For my mom, it’s small things that motivate her to keep going. Things like seeing her grandkids and helping my sister plan her wedding. She’s rediscovered how much she loves painting. Although we all have problems in life, it’s usually the string of little things that inspire us to keep going.

6. Life is painful, but it’s also beautiful

There’s a lot of crap that happens in life, but amongst all that crap, there is also a lot of good that can happen. You just have to be on the lookout for it.

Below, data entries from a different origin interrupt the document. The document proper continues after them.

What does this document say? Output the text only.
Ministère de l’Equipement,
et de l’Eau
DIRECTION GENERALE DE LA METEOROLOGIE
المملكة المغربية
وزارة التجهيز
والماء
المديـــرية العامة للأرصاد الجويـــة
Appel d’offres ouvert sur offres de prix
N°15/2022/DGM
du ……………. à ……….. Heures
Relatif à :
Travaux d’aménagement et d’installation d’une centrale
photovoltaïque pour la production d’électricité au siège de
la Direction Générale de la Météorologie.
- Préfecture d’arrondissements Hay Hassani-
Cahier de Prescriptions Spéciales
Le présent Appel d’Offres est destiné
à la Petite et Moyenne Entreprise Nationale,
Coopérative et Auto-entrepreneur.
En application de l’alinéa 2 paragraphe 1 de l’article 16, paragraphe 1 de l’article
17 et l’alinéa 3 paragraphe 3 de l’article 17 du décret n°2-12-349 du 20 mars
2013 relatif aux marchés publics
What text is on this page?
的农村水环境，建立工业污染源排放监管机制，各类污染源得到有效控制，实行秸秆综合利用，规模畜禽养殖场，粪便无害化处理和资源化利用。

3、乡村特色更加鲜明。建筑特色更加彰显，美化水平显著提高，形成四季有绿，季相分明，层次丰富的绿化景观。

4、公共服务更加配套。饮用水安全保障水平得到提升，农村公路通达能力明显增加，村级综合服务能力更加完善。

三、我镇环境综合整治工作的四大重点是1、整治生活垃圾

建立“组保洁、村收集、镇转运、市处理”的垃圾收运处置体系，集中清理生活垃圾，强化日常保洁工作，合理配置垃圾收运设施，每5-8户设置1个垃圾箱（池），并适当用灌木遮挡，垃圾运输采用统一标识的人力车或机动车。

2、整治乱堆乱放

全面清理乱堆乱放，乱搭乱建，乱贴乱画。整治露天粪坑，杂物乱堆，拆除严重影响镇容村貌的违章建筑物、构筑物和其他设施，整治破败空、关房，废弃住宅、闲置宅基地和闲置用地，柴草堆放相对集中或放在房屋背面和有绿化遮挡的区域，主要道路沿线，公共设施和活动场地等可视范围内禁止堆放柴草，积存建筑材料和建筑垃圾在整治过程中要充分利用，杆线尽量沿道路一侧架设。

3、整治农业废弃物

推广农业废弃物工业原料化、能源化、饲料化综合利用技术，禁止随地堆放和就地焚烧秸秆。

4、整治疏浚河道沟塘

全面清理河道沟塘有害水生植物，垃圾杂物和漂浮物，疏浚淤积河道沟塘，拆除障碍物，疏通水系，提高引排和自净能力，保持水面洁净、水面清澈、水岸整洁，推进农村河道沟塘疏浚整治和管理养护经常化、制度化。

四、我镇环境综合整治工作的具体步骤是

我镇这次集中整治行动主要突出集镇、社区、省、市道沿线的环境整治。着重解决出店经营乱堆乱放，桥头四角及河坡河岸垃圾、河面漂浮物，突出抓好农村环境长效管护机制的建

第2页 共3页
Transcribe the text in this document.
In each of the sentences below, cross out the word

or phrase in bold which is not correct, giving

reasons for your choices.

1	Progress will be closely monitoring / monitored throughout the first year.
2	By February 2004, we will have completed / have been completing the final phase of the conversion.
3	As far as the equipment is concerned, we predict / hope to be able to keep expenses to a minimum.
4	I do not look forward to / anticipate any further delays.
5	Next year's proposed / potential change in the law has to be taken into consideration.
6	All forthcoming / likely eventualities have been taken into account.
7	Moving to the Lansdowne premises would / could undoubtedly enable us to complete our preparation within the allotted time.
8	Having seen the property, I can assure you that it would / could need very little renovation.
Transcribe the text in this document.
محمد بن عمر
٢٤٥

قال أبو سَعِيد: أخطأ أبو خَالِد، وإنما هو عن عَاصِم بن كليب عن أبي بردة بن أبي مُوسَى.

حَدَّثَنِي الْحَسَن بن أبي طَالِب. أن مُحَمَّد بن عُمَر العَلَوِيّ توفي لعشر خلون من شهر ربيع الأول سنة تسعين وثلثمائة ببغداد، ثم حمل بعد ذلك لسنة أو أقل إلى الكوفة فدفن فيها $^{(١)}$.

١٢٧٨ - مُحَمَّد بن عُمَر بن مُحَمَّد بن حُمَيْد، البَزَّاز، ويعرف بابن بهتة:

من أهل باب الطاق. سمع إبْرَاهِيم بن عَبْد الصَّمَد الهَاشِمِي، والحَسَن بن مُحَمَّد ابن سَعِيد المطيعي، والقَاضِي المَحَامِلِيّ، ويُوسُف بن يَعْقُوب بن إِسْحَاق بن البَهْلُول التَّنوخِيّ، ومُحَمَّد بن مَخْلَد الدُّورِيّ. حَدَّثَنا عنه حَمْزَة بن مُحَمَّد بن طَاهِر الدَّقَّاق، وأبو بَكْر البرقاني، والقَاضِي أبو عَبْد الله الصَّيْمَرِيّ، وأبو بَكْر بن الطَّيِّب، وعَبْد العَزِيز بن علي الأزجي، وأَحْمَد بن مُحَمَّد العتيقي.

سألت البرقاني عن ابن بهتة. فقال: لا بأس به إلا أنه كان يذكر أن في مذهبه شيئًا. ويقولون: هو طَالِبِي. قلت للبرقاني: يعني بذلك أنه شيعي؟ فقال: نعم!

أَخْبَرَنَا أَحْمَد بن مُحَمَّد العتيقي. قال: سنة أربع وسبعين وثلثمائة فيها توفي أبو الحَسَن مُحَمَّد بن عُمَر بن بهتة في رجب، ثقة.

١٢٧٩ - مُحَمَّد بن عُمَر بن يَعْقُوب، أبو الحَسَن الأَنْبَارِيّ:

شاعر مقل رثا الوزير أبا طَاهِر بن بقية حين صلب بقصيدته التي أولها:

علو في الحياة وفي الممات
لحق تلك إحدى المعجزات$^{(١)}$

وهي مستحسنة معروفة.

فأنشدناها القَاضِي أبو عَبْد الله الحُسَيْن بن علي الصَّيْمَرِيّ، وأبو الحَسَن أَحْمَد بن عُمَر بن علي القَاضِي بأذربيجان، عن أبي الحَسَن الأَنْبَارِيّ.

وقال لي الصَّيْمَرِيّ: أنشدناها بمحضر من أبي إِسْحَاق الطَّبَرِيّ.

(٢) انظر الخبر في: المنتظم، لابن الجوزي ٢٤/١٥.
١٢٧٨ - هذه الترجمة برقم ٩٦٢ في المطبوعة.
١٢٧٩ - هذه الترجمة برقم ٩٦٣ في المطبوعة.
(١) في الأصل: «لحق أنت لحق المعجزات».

I was at home when I overheard my sister on the phone with my mom when I found out. The doctors said her x-rays light up like a Christmas tree. Her oncologist said that he wasn’t surprised it came back, just disappointed. I was so frazzled, I had to leave because I didn’t know what to do with myself. She already had cancer. She did her time. She saw her oncologist for regular checkups, why did it have to come back? I had plans. We all did. My mom getting sick was not a part of that plan. But maybe that’s the point – my plans literally never work out the way I envision them in my head. You can’t plan life. Crap happens. The most you can do is take one day at a time. Just go with it. Things are messy and chaotic and get screwed up sometimes. As time passes, you’ll get better at going with the flow and making the most of what you can.


Lauren Milligan is a senior English major at Kent State University. In addition to writing for Her Campus, she is also a content creator for the Odyssey. When she's not scribbling in her journal, sipping coffee and writing at Tree City Coffee, she is probably feeding her horror movie obsession or hitting up local bookstores to contribute to the small library in her bedroom.